The Baltimore Sun

Dr. Neil B. Rosenshein has received the 2008 Lifetime Achievement Award by the National Snowmass Institute.

Rosenshein is the medical director of the Weinberg Center for Women's Health & Medicine and director of the Gynecologic Oncology Center, both at Mercy Medical Center.

He was presented with the award this month because of his accomplishments in women's health. Rosenshein has formed a medical team that uses technology to diagnose and treat gynecologic cancers such as ovarian, uterine, cervical and vaginal cancer.

Rosenshein has written articles and several books. In August 1997, Good Housekeeping magazine named him one of the best in his field in the U.S.

The Snowmass Institute, a division of the Ireland Corp., provides professional conferences, on-site workshops and consulting services for hospitals and health systems, colleges and universities.

Paul Smolensky, the Krieger-Eisenhower professor of cognitive science at the Johns Hopkins University, was recently appointed to an International Blaise Pascal Research Chair by the Ecole Normale Superieure, which is a French institution of higher education.

Smolensky, who is the first cognitive scientist to receive this honor since the program's inception in 1996, was one of five recipients in areas ranging from the sciences and social sciences to the humanities.

Smolensky will take a year's sabbatical from Hopkins during the 2008-2009 academic year to work in Paris, where he will research and confer with colleagues in areas including neurosciences, psycholinguistics and the philosophy of science.

Smolensky earned his 1976 undergraduate degree from Harvard University; his 1977 master's degree from Indiana University; and his 1981 doctorate at Indiana.

Dr.

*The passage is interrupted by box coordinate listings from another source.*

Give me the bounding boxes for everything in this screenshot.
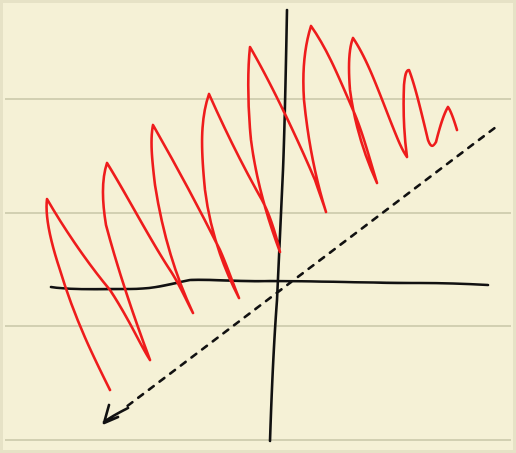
depth-axis-dash [413, 183, 422, 190]
depth-axis-dash [477, 134, 485, 142]
depth-axis-dash [275, 288, 283, 295]
depth-axis-dash [254, 304, 262, 311]
depth-axis-dash [381, 207, 390, 214]
depth-axis-dash [456, 151, 464, 158]
depth-axis-dash [424, 175, 432, 182]
depth-axis-dash [232, 320, 241, 327]
depth-axis-dash [158, 376, 166, 383]
depth-axis-dash [349, 231, 358, 238]
depth-axis-dash [211, 336, 219, 343]
depth-axis-dash [328, 247, 336, 254]
depth-axis-dash [137, 392, 145, 400]
oscillating-curve [45, 24, 459, 392]
arrow-down-left-icon [102, 403, 130, 425]
depth-axis-dotted [126, 126, 496, 408]
depth-axis-dash [307, 263, 315, 271]
depth-axis-dash [126, 400, 134, 408]
depth-axis-dash [467, 143, 475, 150]
depth-axis-dash [222, 328, 230, 335]
depth-axis-dash [403, 191, 411, 198]
depth-axis-dash [445, 159, 454, 166]
depth-axis-dash [318, 255, 326, 263]
depth-axis-dash [360, 223, 368, 230]
depth-axis-dash [264, 296, 273, 303]
depth-axis-dash [200, 344, 209, 351]
depth-axis-dash [488, 126, 496, 134]
depth-axis-dash [435, 167, 443, 174]
depth-axis-dash [168, 368, 177, 375]
horizontal-axis [49, 278, 490, 291]
depth-axis-dash [296, 271, 304, 279]
depth-axis-dash [371, 215, 379, 222]
depth-axis-dash [190, 352, 198, 359]
depth-axis-dash [339, 239, 347, 246]
depth-axis-dash [179, 360, 187, 367]
depth-axis-dash [147, 384, 155, 391]
depth-axis-dash [286, 280, 294, 287]
depth-axis-dash [392, 199, 400, 206]
depth-axis-dash [243, 312, 251, 319]
vertical-axis [268, 8, 289, 443]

Carole Miller was recently named Classic Woman of the Year by the Maryland chapter of the Leukemia & Lymphoma Society.

Miller, who is director of the St. Agnes Cancer Center, was among five candidates vying for the title from the society, which focuses on funding blood cancer research, education and patient services.

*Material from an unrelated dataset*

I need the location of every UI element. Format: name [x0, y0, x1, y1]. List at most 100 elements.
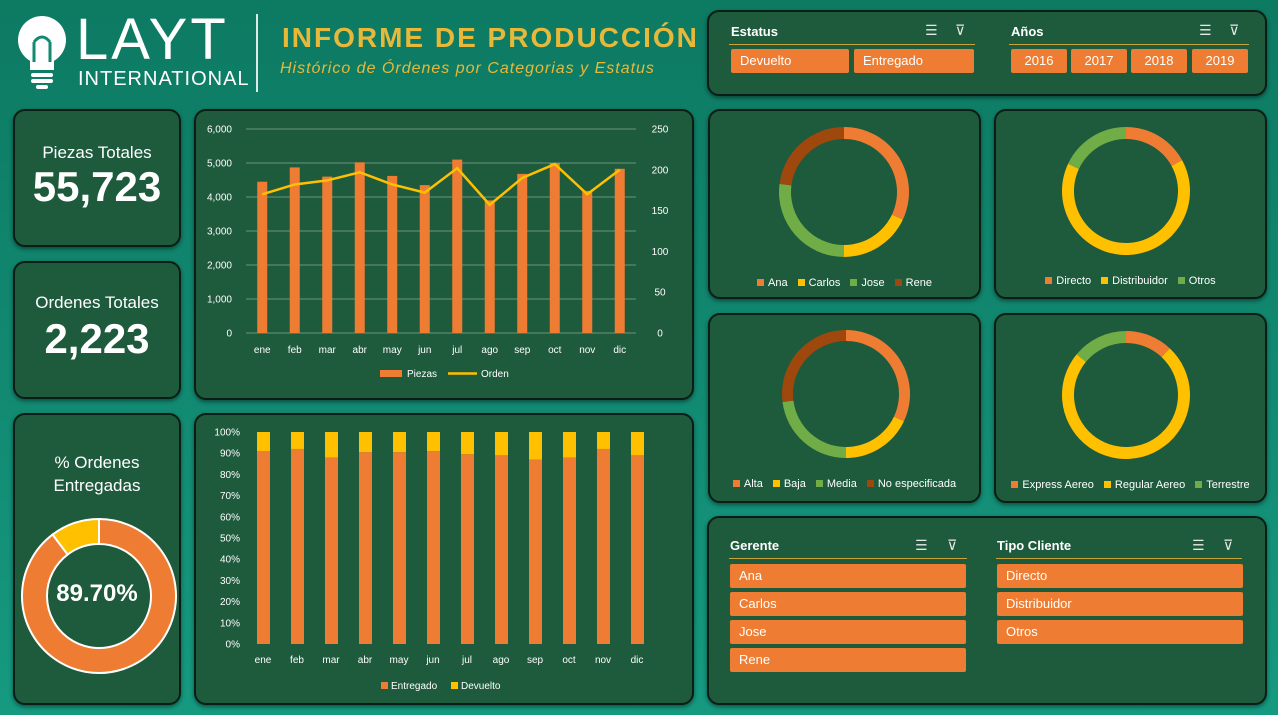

To win the title, the contestants had 10 weeks to raise the most money for the society. Miller raised more than $121,000. The money goes to the society's mission to cure leukemia, lymphoma, Hodgkin's disease and myeloma.

Miller, who is an expert in leukemia and lymphoma treatment, has participated in the clinical research and educational initiatives supported by the Leukemia and Lymphoma Society. She has previously received the society's Journey of Hope Gem award for her contributions to patient and physician education programs.